Oh BTW...when we use the word nothing...we mean the dictionary form of nothing. Better to just walk away. Or it looks like this:
Person: "What's wrong with you? You look upset or something."
Person: "I think a lot is wrong judging by your look."
Me: (voice growing soft) "Nothing is wrong with me." (Pay close attention to voice levels. Your life could depend on it.)
Person: "Something major is wrong. Come on, you can tell me."
Me: (Yelling)..."Nothing is wrong! This is the face that says leave me alone because I'm in my own planet where I solve problems of the universe that all other beings are ignoring!"

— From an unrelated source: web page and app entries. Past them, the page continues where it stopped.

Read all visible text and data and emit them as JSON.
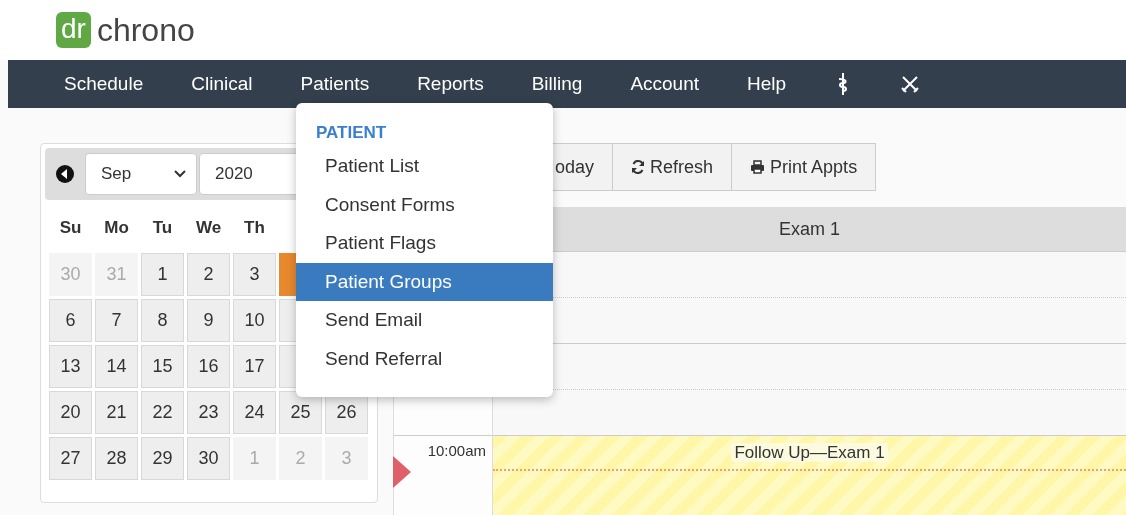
{
  "logo": {
    "badge": "dr",
    "name": "chrono"
  },
  "nav": {
    "items": [
      {
        "label": "Schedule"
      },
      {
        "label": "Clinical"
      },
      {
        "label": "Patients"
      },
      {
        "label": "Reports"
      },
      {
        "label": "Billing"
      },
      {
        "label": "Account"
      },
      {
        "label": "Help"
      }
    ]
  },
  "calendar": {
    "month": "Sep",
    "year": "2020",
    "weekdays": [
      "Su",
      "Mo",
      "Tu",
      "We",
      "Th"
    ],
    "weeks": [
      [
        {
          "day": "30",
          "muted": true,
          "selected": false
        },
        {
          "day": "31",
          "muted": true,
          "selected": false
        },
        {
          "day": "1",
          "muted": false,
          "selected": false
        },
        {
          "day": "2",
          "muted": false,
          "selected": false
        },
        {
          "day": "3",
          "muted": false,
          "selected": false
        },
        {
          "muted": false,
          "selected": true
        }
      ],
      [
        {
          "day": "6",
          "muted": false,
          "selected": false
        },
        {
          "day": "7",
          "muted": false,
          "selected": false
        },
        {
          "day": "8",
          "muted": false,
          "selected": false
        },
        {
          "day": "9",
          "muted": false,
          "selected": false
        },
        {
          "day": "10",
          "muted": false,
          "selected": false
        }
      ],
      [
        {
          "day": "13",
          "muted": false,
          "selected": false
        },
        {
          "day": "14",
          "muted": false,
          "selected": false
        },
        {
          "day": "15",
          "muted": false,
          "selected": false
        },
        {
          "day": "16",
          "muted": false,
          "selected": false
        },
        {
          "day": "17",
          "muted": false,
          "selected": false
        }
      ],
      [
        {
          "day": "20",
          "muted": false,
          "selected": false
        },
        {
          "day": "21",
          "muted": false,
          "selected": false
        },
        {
          "day": "22",
          "muted": false,
          "selected": false
        },
        {
          "day": "23",
          "muted": false,
          "selected": false
        },
        {
          "day": "24",
          "muted": false,
          "selected": false
        },
        {
          "day": "25",
          "muted": false,
          "selected": false
        },
        {
          "day": "26",
          "muted": false,
          "selected": false
        }
      ],
      [
        {
          "day": "27",
          "muted": false,
          "selected": false
        },
        {
          "day": "28",
          "muted": false,
          "selected": false
        },
        {
          "day": "29",
          "muted": false,
          "selected": false
        },
        {
          "day": "30",
          "muted": false,
          "selected": false
        },
        {
          "day": "1",
          "muted": true,
          "selected": false
        },
        {
          "day": "2",
          "muted": true,
          "selected": false
        },
        {
          "day": "3",
          "muted": true,
          "selected": false
        }
      ]
    ]
  },
  "toolbar": [
    {
      "label": "oday",
      "kind": "today"
    },
    {
      "label": "Refresh",
      "kind": "refresh"
    },
    {
      "label": "Print Appts",
      "kind": "print"
    }
  ],
  "schedule": {
    "column": "Exam 1",
    "time": "10:00am",
    "appointment": "Follow Up—Exam 1"
  },
  "menu": {
    "heading": "PATIENT",
    "items": [
      {
        "label": "Patient List",
        "selected": false
      },
      {
        "label": "Consent Forms",
        "selected": false
      },
      {
        "label": "Patient Flags",
        "selected": false
      },
      {
        "label": "Patient Groups",
        "selected": true
      },
      {
        "label": "Send Email",
        "selected": false
      },
      {
        "label": "Send Referral",
        "selected": false
      }
    ]
  }
}
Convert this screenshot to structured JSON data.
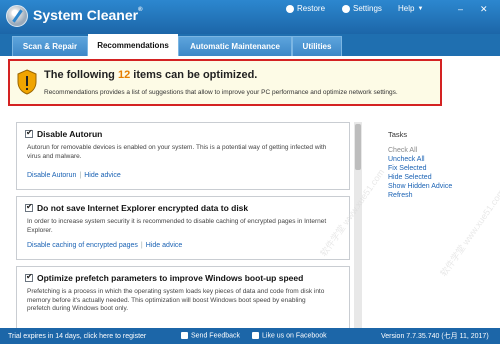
{
  "app": {
    "title": "System Cleaner",
    "registered": "®",
    "restore_label": "Restore",
    "settings_label": "Settings",
    "help_label": "Help",
    "minimize": "–",
    "close": "✕"
  },
  "tabs": [
    {
      "label": "Scan & Repair",
      "active": false
    },
    {
      "label": "Recommendations",
      "active": true
    },
    {
      "label": "Automatic Maintenance",
      "active": false
    },
    {
      "label": "Utilities",
      "active": false
    }
  ],
  "banner": {
    "title_prefix": "The following",
    "count": "12",
    "title_suffix": "items can be optimized.",
    "description": "Recommendations provides a list of suggestions that allow to improve your PC performance and optimize network settings.",
    "highlight_color": "#d42222",
    "count_color": "#e67e00"
  },
  "items": [
    {
      "title": "Disable Autorun",
      "checked": true,
      "description": "Autorun for removable devices is enabled on your system. This is a potential way of getting infected with virus and malware.",
      "action": "Disable Autorun",
      "hide": "Hide advice"
    },
    {
      "title": "Do not save Internet Explorer encrypted data to disk",
      "checked": true,
      "description": "In order to increase system security it is recommended to disable caching of encrypted pages in Internet Explorer.",
      "action": "Disable caching of encrypted pages",
      "hide": "Hide advice"
    },
    {
      "title": "Optimize prefetch parameters to improve Windows boot-up speed",
      "checked": true,
      "description": "Prefetching is a process in which the operating system loads key pieces of data and code from disk into memory before it's actually needed. This optimization will boost Windows boot speed by enabling prefetch during Windows boot only."
    }
  ],
  "tasks": {
    "title": "Tasks",
    "items": [
      {
        "label": "Check All",
        "enabled": false
      },
      {
        "label": "Uncheck All",
        "enabled": true
      },
      {
        "label": "Fix Selected",
        "enabled": true
      },
      {
        "label": "Hide Selected",
        "enabled": true
      },
      {
        "label": "Show Hidden Advice",
        "enabled": true
      },
      {
        "label": "Refresh",
        "enabled": true
      }
    ]
  },
  "status": {
    "trial": "Trial expires in 14 days, click here to register",
    "feedback": "Send Feedback",
    "facebook": "Like us on Facebook",
    "version": "Version 7.7.35.740 (七月 11, 2017)"
  },
  "watermark": {
    "text": "软件学堂 www.xue51.com"
  },
  "colors": {
    "titlebar": "#1c66a8",
    "link": "#1a62b4"
  }
}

Sorry folks...just how we feel. :)
And let's debunk two myths...
Myth #1 Introverts can never have fun.
There are two sides to an introvert. (No we are not schizophrenic! OK,well maybe a teeny bit.) One side is the formal, task oriented person who chooses large chunks of time to work on projects. When these projects are interrupted, the introvert becomes grumpy and disagreeable and does not like changing plans.
Your flashlight needs batteries to run right? Well, introverts need power for their batteries! Only our power is gained in solitude. No it's not as if we don't like people. But after a big social event (especially several days in a row) we recharge with alone time.
Myth #2: Introverts are too serious and somewhat negative.
Well somebody has to solve the world's problems! And it's obviously not you partying extroverts! (Did you see what I did there? It's called sarcasm.)
Introverts have a deep care for problems and have a strong desire to correct those problems. Because we like to spend a lot of time thinking, we think about how to make things better. So that is why we come across as pessimistic. It's really just talking out loud through a problem, and needing someone to bounce back a few encouraging words like "Yeah that would be good. Oh I agree! I see it too."
In the end, we love you people, we need awesome partying extroverts in our lives. We need you to drag us out of our reclusive nest of books, opinions, blogging, and tiresome controversies every once in a while. We need your fun and lightheartedness. Cause you're awesome!